With its conspicuously Italian name, Trattoria Rustica is not putting on airs, but rather paying homage to its authentic roots. Born in Calabria, Italy, owner and head chef Pat Turano naturally gravitates to the fresh ingredients and homespun cooking that breathe life into the cuisine of his native country. Drawing from his family background and a culinary career that spans 25 years, Pat whips up antipasti such as homemade, ricotta-stuffed meatballs and grilled calamari, as well as entrees that include rigatoni with vodka sauce and salmon served over cannelli beans and spinach. After conquering their entrees, diners can savor forkfuls of cannolli and tiramisu as their meal draws to an end. Trattoria Rustica's snug interior evokes Old World gentility with walls forged from a blend of vintage, exposed bricks and sandstone-hued stucco painted with murals of rustic Italy. Pendant lights and understated chandeliers envelope the eatery in a soft glow as guests nestle in dark wood chairs and fold the corners of white tablecloths into origami replicas of their meals.

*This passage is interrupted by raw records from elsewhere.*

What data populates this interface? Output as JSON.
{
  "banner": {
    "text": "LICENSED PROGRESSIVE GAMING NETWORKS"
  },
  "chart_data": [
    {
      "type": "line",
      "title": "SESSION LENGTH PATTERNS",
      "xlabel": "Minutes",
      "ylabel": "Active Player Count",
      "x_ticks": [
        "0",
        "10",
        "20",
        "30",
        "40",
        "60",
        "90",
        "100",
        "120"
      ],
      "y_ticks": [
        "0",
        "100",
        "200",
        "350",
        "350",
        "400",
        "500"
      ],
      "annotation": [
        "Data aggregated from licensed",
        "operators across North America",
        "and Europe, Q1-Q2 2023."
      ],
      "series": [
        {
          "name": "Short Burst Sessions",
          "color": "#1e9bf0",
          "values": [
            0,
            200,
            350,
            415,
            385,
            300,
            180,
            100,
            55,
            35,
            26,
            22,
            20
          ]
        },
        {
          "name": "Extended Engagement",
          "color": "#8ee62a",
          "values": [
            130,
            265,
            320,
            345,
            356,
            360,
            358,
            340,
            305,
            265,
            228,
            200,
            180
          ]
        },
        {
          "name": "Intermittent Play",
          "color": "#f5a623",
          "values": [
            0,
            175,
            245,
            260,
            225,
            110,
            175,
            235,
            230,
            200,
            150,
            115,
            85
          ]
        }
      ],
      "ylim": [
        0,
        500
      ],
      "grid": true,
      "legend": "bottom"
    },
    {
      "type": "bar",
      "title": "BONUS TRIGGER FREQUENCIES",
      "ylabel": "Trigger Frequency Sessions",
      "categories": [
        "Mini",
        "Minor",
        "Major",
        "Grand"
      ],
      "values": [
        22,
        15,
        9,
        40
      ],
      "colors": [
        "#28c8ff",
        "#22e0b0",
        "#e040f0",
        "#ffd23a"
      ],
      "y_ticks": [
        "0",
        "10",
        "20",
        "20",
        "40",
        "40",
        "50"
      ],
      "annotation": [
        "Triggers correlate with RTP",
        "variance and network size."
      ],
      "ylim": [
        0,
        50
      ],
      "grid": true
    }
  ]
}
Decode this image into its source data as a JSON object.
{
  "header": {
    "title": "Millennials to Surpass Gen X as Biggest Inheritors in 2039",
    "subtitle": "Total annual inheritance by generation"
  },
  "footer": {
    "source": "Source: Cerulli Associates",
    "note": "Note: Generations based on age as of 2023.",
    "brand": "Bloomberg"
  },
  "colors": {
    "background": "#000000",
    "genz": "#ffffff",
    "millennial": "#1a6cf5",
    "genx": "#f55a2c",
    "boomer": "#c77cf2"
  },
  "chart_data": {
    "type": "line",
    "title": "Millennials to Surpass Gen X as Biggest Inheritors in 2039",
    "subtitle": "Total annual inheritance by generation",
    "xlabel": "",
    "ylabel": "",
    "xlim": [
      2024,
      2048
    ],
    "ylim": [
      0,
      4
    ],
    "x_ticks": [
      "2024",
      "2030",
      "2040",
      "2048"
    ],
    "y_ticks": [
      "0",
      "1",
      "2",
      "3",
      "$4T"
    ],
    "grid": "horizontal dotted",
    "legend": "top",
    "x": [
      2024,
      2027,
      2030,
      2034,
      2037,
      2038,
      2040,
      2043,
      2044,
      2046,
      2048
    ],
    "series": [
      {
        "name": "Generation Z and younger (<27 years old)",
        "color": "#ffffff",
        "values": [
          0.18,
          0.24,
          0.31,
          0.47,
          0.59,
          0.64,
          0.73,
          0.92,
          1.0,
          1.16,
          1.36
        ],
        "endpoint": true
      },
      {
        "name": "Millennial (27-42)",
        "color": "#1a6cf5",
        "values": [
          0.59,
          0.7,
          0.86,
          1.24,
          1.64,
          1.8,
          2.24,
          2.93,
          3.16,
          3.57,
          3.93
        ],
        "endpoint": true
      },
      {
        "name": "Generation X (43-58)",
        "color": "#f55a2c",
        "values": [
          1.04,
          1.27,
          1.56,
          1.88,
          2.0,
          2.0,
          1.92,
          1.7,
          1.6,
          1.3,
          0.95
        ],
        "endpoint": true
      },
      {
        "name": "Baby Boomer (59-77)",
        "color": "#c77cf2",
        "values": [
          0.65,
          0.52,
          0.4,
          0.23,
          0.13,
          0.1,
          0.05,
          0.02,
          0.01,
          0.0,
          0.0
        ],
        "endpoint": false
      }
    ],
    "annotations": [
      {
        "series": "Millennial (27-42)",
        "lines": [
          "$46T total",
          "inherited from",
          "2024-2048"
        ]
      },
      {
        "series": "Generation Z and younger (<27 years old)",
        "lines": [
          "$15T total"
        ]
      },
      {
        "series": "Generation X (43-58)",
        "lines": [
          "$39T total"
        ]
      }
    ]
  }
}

Fascino's skilled chefs utilize fresh, seasonal ingredients to create a menu of authentic Italian dishes that led New Jersey Monthly to name it one of the 25 Best Restaurants in 2010. Diners start satiety by swimming cornmeal-crusted calamari through pools of tomato-fennel compote ($12) before picking a flavorful fistfight of tender, braised short ribs luxuriating in a port-celery-seed glaze ($32). House-made pumpkin mezzaluna, bathing in oregano brown butter and crushed candied walnuts ($14–$24), demonstrates a brilliant use of fresh-made pasta and extruders, aside from Play-Doh hair plugs. Sweet teeth polish hunger to a sweet sheen by indulging in the New York State mcintosh apple crostata paired with cinnamon gelato ($9). Resourceful imbibers can indulge the BYO wine policy, and the waived corkage fee allows for a free show from the corkscrew-fanged vampire kept on retainer.
Winner of the 2010 Taste of Essex for Best Overall Dish and Best Appetizer, Gencarelli's Cucina features a robust menu of fine Southern Italian cuisine that features both authentic family recipes and trailblazing new tastes. Traditionalists can tickle their taste buds with the Sunday Gravy ($21.95), a rigatoni dish topped with meatballs, sausage and homemade marinara, or the linguine with shrimp ($11.95), a lunch menu favorite both for its rich savor and its knowledge of state capitals. Executive chef Marcell Veiga, scheduled to appear on the Food Network's Iron Chef America, bends time, space, and culinary convention with his Rib Eye Gorgonzola, ($26.95), a 14-ounce steak topped with roasted potatoes and sautéed spinach. The Toscana Parma ($21.95), composed of thinly sliced eggplant and zucchini parmigiano, is one of several options available for vegetarians.